Begins 16 October 2008

This new play by fast-rising young playwright Noah Haidle makes use of planetary positioning and intrafamilial tensions in order to weave a trans-generational story of a man (portrayed by three different actors as he ages – Robert Eli, John McMartin, and James Rebhorn) and the three women in his life (each played by Rosie Benton). The Mitzi Newhouse is typically home to the plays in Lincoln Center Theater’s repertoire that reflect assured up-and-coming voices in modern drama, and this production looks to continue that trend.

Off-Off-Broadway

In addition to this fall’s off-Broadway offerings, there are a few off-off-Broadway productions of note as well.

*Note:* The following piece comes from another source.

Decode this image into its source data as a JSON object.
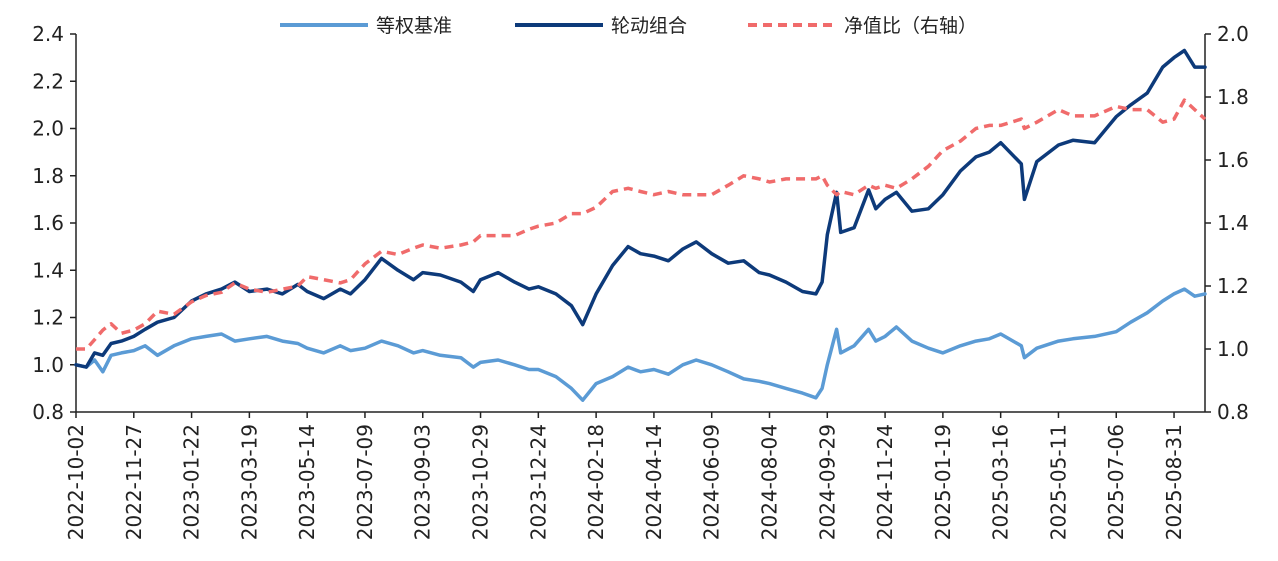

Sarah Kane’s Blasted, which caused a minor sensation when it opened at London’s Royal Court Theatre in 1995, causing the beginning of the In-Yer-Face movement, finally makes its New York debut at Soho Rep (2 October – 26 October). Also from Britain, the National Theatre’s production of Waves (12 November – 22 November), a multimedia adaptation of Virginia Woolf’s novel The Waves helmed by experimental British director Katie Mitchell, will play the Duke on 42nd Street thanks to Lincoln Center.

Also at the Duke is Matt Sax’s hip-hop musical Clay (6 October – 8 November), the first offering from LCT3, Lincoln Center Theater’s new initiative aimed at advancing the work of emerging playwrights, designers, and directors. Finally, the National Theatre of Scotland, which has made a splash this summer with its production of The Bacchae starring Alan Cumming at Lincoln Center Festival, revives its production of Black Watch (9 October – 30 November) by Gregory Burke, a riveting drama about Scottish involvement in the Iraq War in what promises to be an unmissable event.